Conroy became commissioner in 2003 and before he retired in 2007, Callinan had joined him in the park, becoming responsible for a vast array of policing units and resources. As assistant commissioner in 2005, he was assigned to National Support Services with responsibility for the National Bureau of Criminal Investigation, the Garda National Drugs Unit, the Garda Bureau of Fraud Investigation, the Criminal Assets Bureau and the Operational Support Unit.

In early 2007, he became deputy commissioner and was given responsibility with a more nebulous title, “strategy and change management”, but later that year he was reassigned to operations, in charge of all day-to-day policing and national security issues.

His experience was nothing if not broad. He had headed the investigation against Michael McKevitt, convicted of leadership of the Real IRA which was responsible for the Omagh bombing.

He was one of the senior officers assigned to assist the Cory Collusion Inquiry investigate claims of security force involvement in murders during the Troubles.

He carried out a review of Garda work practices in the area of sexual crimes and child abuse after the Murphy and Ryan reports.

There appeared to be no area of policing to which he couldn’t turn his hand, so when the position of commissioner became vacant in 2010, he seemed a sensible choice.

But as any of his predecessors could have told him, policing is only half the job. Politics is the other.

Since he took over as commissioner, he has overseen the closure of 100 Garda stations and faced down the considerable backlash that ensued. He has had to deal with the fallout from the critical Garda Ombudsman report into the handling of informant Kieran Boylan; with the Smithwick Tribunal which concluded gardaí colluded in the 1989 murders of two RUC officers; and with further damaging revelations about the botched investigation into the 1996 murder of Sophie Toscan du Plantier, now the subject of an Ombudsman inquiry.

Callinan has also come under a harsh spotlight for sanctioning a former drugs squad garda who took a role in crime drama Love/Hate despite line managers approving the part. And while he has said he is completely satisfied no officers were involved in the controversial bugging of the Garda Ombudsman’s office, he’s having to deal with an inquiry by retired Judge John Cooke into the affair.

There’s another inquiry under way, by the Children’s Ombudsman, into Garda actions in taking two Roma children into care on what appear to be spurious concerns that they were in the company of people who were not their family.

And on top of all that, there is the heavy burden of knowing that the killers of Detective Garda Adrian Donohoe, murdered on duty in January last year, are still at large.

So when the whistleblowers controversy first blew up 15 months ago, Callinan must have hoped it would quickly blow over.

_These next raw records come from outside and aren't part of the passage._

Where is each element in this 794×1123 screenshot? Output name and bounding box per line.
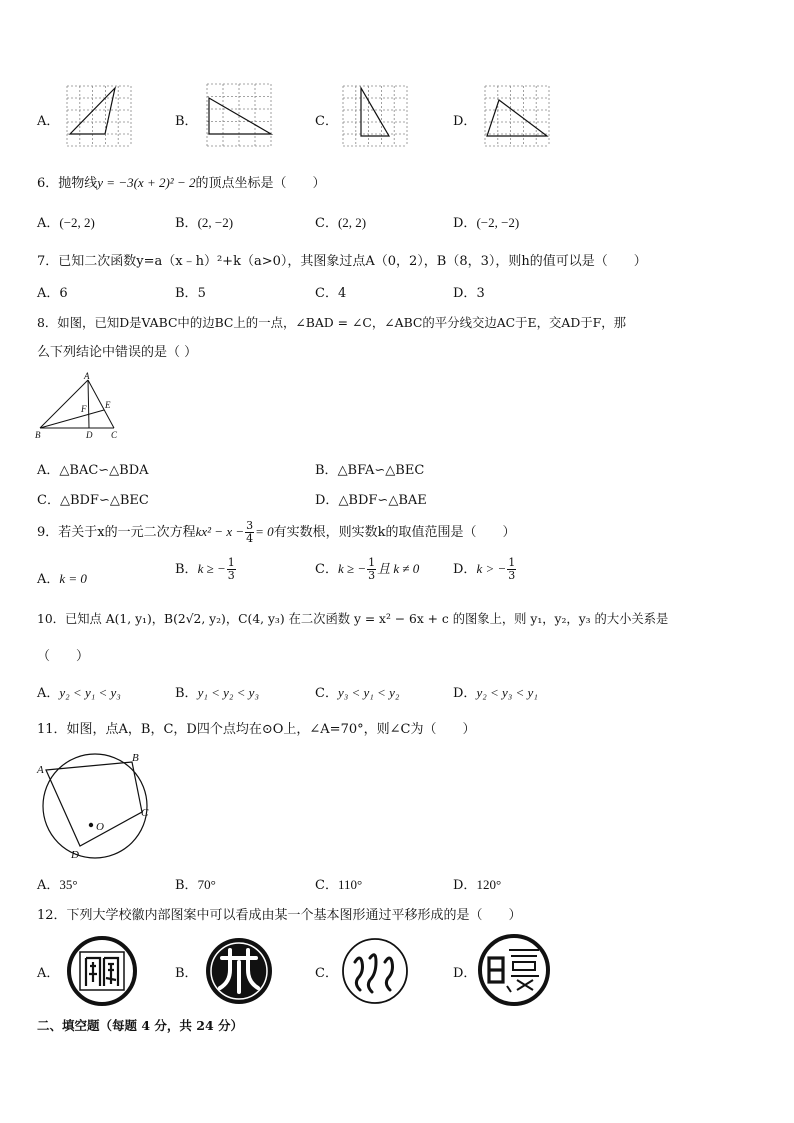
- q11-option-c-letter: C．: [315, 878, 338, 893]
- q5-option-c-letter[interactable]: C．: [315, 114, 338, 129]
- q6-option-c[interactable]: [315, 212, 366, 231]
- q7-option-b-text: 5: [197, 286, 206, 301]
- q11-option-a[interactable]: [37, 874, 78, 893]
- q6-stem: [37, 172, 325, 191]
- q6-option-b-letter: B．: [175, 216, 198, 231]
- q8-label-d: D: [86, 430, 93, 440]
- q11-label-c: C: [141, 807, 149, 819]
- q6-option-d[interactable]: [453, 212, 519, 231]
- q8-option-a-letter: A．: [37, 463, 60, 478]
- q11-label-a: A: [37, 764, 44, 776]
- q9-stem-prefix: 9．若关于x的一元二次方程: [37, 525, 196, 540]
- q7-option-a[interactable]: [37, 282, 68, 301]
- q9-option-d-pre: k > −: [476, 561, 507, 576]
- q5-option-d-figure[interactable]: [485, 86, 549, 148]
- q8-option-b[interactable]: [315, 459, 424, 478]
- q9-stem-formula-a: kx² − x −: [195, 524, 245, 539]
- q7-option-b-letter: B．: [175, 286, 198, 301]
- q11-label-d: D: [71, 849, 79, 861]
- q9-option-d-den: 3: [508, 569, 516, 582]
- q8-option-d[interactable]: [315, 489, 427, 508]
- q8-label-e: E: [105, 400, 111, 410]
- q5-option-a-figure[interactable]: [67, 86, 131, 148]
- q9-option-a[interactable]: [37, 568, 87, 587]
- q10-option-d[interactable]: [453, 682, 538, 701]
- q11-option-d-letter: D．: [453, 878, 477, 893]
- q9-option-d[interactable]: [453, 557, 517, 582]
- q7-option-d-text: 3: [476, 286, 485, 301]
- q6-option-c-letter: C．: [315, 216, 338, 231]
- q12-option-b-emblem[interactable]: [204, 936, 274, 1006]
- q11-option-d-text: 120°: [476, 877, 502, 892]
- q7-option-d-letter: D．: [453, 286, 477, 301]
- q9-option-b-pre: k ≥ −: [197, 561, 226, 576]
- q6-option-d-text: (−2, −2): [476, 215, 520, 230]
- q5-option-b-letter[interactable]: B．: [175, 114, 198, 129]
- q9-option-c-post: 且 k ≠ 0: [377, 561, 420, 576]
- q9-stem: [37, 520, 516, 545]
- q10-stem-line2: （ ）: [37, 649, 90, 664]
- q8-option-d-text: △BDF∽△BAE: [338, 493, 427, 508]
- q9-option-d-num: 1: [508, 556, 516, 569]
- q12-option-b-letter[interactable]: B．: [175, 966, 198, 981]
- q8-label-c: C: [111, 430, 118, 440]
- q5-option-a-letter[interactable]: A．: [37, 114, 60, 129]
- q11-option-a-letter: A．: [37, 878, 60, 893]
- q6-option-a-letter: A．: [37, 216, 60, 231]
- q8-label-a: A: [84, 371, 90, 381]
- q9-option-b[interactable]: [175, 557, 237, 582]
- q7-option-a-letter: A．: [37, 286, 60, 301]
- q6-option-a-text: (−2, 2): [59, 215, 95, 230]
- q5-option-d-letter[interactable]: D．: [453, 114, 477, 129]
- q11-label-o: O: [96, 821, 104, 833]
- q5-option-c-figure[interactable]: [343, 86, 407, 148]
- q11-stem: 11．如图，点A，B，C，D四个点均在⊙O上，∠A=70°，则∠C为（ ）: [37, 722, 476, 737]
- q9-option-c[interactable]: [315, 557, 419, 582]
- q9-frac-den: 4: [246, 532, 254, 545]
- q9-option-b-den: 3: [227, 569, 235, 582]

Instead, it’s been a prevailing wind whistling around his head, not helped by his own “infelicitous use of language”, as Pat Rabbitte termed it yesterday, in calling the actions of the whistleblower gardaí “disgusting”.

The question for him has been how to deal with it. Withdrawing it might make him good cop in the eyes of the public but if, in doing so, he upsets a force whose reputation he so clumsily tried to protect, will his colleagues see his role as that of bad cop?